In 1933 Albers became one of the small founding staff of teacher-trustees of Black Mountain College in North Carolina where he stayed until 1948, within which 15 years he was the benign Rector of that "dwarf star" college during its most brilliant world-around-sighted "nova" period.
In 1950 he became head of the Department of Design at Yale University where he remained until retirement in 1958.
Albers' artist-scientist teaching was always gently unassuming, exquisitely simple, yet immaculately elegant.
Albers' sensitivity gave him access to nuances of the physical Universe's most powerful secrets. It opened, for instance, a whole field of mathematically brilliant insights into the positive and negative foldability of paper or other crisp films or metal sheets with results as multi-dimensionally beautiful as they were scientifically surprising, for some of them physically anticipated complex electromagnetic waves as well as Einstein, Reiman, curved space wave propagations.
But most memorable of Albers' teachings were his lectures on the harmonic properties of color. Albers' compositions in color harmonics were as comprehensively ranging, exquisitely defined, progressively evolved, and profoundly simple as musical compositions by Bach. Scientifically informed regarding human optical mechanics, Albers employed time incremental notation considerate of inherent tuning-in lags and human perception which, like the musical composers’ formal notation, clearly defined harmonic color increments of various magnitudes of contrast, emphasis, frequency, harmonic mix, and duration-modulating.
One Sunday morning in August, 1948 when I was fortunate enough to be present, Albers, ever irrepressibly eager to have his students share his own delight in color harmonics, developed his system of simple squares within squares and of squares beside squares as explicit articulations of his color harmonics with, for instance, the powerful and subtle effects of very minutely varying widths and numbers of color bands of the concentric squares. The varying band widths were proportional to the magnitude of any one given color's juxtapositional properties, as those brought out certain scientifically predictable and intuitively sensed harmonic effects in adjacent colors. When he developed this form, he did not do so with any idea of its becoming a gallery and collectors' item. It was only Albers' love of his students and his desire to have them share the delight his spontaneous insights afforded that inadvertently introduced this new painting form, now known to museums and collectors the world around. Its birth, like the rest of Albers' work, was never conceited. He never deliberately strove to develop a collector-recognizable personal idiom. Albers had no such thoughts and did not profess to being an artist. He professed only his love of communicating to others his joy in realizing special-case expositions of the exquisite beauty of the set of generalized principles he had been so fortunate as to find. He sought also to share his joy of awareness of the vast range of special-case realizations inherent within those generalized principles.

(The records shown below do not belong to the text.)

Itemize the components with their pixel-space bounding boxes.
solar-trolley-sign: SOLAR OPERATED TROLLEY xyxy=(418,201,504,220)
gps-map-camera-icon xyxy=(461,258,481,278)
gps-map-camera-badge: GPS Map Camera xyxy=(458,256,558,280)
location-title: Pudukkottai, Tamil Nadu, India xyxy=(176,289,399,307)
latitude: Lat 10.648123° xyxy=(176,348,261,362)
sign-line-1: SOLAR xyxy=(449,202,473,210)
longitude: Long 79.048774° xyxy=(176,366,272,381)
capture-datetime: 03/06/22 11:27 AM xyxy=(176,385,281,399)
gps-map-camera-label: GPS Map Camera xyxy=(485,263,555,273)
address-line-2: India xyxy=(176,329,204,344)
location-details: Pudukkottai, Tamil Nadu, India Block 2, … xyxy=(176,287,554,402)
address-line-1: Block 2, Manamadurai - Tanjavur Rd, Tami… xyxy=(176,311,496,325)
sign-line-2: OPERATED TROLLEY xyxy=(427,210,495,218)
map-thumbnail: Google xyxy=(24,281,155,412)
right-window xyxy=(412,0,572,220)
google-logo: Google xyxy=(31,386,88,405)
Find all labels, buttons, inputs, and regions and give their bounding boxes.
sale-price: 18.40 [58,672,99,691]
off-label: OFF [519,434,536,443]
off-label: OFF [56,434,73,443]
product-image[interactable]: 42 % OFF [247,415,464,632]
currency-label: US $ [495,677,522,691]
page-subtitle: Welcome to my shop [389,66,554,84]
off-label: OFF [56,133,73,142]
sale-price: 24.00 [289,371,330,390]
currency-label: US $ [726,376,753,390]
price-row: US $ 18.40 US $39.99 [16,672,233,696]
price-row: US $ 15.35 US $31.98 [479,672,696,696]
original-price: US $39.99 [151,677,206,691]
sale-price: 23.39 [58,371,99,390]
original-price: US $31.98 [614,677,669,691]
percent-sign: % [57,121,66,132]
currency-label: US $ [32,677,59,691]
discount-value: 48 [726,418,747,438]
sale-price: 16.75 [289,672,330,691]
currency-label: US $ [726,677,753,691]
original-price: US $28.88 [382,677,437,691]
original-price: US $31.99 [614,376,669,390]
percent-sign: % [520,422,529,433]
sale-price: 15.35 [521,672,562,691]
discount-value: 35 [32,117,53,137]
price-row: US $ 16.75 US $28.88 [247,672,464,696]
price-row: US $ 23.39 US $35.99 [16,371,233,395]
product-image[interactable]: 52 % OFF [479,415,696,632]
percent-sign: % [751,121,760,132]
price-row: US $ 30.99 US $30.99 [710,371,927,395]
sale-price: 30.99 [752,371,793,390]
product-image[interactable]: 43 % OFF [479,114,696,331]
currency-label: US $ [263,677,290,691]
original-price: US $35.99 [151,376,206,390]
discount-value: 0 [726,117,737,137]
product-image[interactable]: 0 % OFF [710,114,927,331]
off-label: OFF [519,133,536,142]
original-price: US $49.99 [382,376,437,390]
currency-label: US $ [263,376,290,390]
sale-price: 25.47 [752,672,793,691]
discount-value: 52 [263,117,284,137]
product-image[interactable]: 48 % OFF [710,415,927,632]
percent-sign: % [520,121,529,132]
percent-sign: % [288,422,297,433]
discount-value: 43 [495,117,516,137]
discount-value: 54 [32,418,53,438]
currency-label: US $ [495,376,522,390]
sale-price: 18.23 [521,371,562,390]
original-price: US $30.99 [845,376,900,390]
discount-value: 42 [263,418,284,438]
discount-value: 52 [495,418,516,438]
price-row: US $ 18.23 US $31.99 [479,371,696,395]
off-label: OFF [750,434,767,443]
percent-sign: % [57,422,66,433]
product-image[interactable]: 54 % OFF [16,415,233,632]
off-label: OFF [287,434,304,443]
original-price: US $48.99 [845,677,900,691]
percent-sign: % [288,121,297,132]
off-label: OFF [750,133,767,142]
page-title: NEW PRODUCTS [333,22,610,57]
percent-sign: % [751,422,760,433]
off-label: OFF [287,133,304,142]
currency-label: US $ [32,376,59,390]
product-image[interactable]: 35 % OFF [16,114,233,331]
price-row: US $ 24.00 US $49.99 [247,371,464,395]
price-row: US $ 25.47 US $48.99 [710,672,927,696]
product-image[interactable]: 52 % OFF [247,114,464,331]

Any one lucky enough to have known Josef Albers cannot think of him without thinking a great deal about his extraordinary wife, Anni, and of her own weaving art. Since Anni, herself, has for decades been recognized around the world as a great artist, her story has been told by others and will continue to be told by others. But the mystery that envelops all that is great and will always envelop the art of Josef Albers has woven deeply into its mystical warp and woof a half century of the gently loving ministrations of Anni who called her always-clearly-to-her "great artist" husband, Yuppi.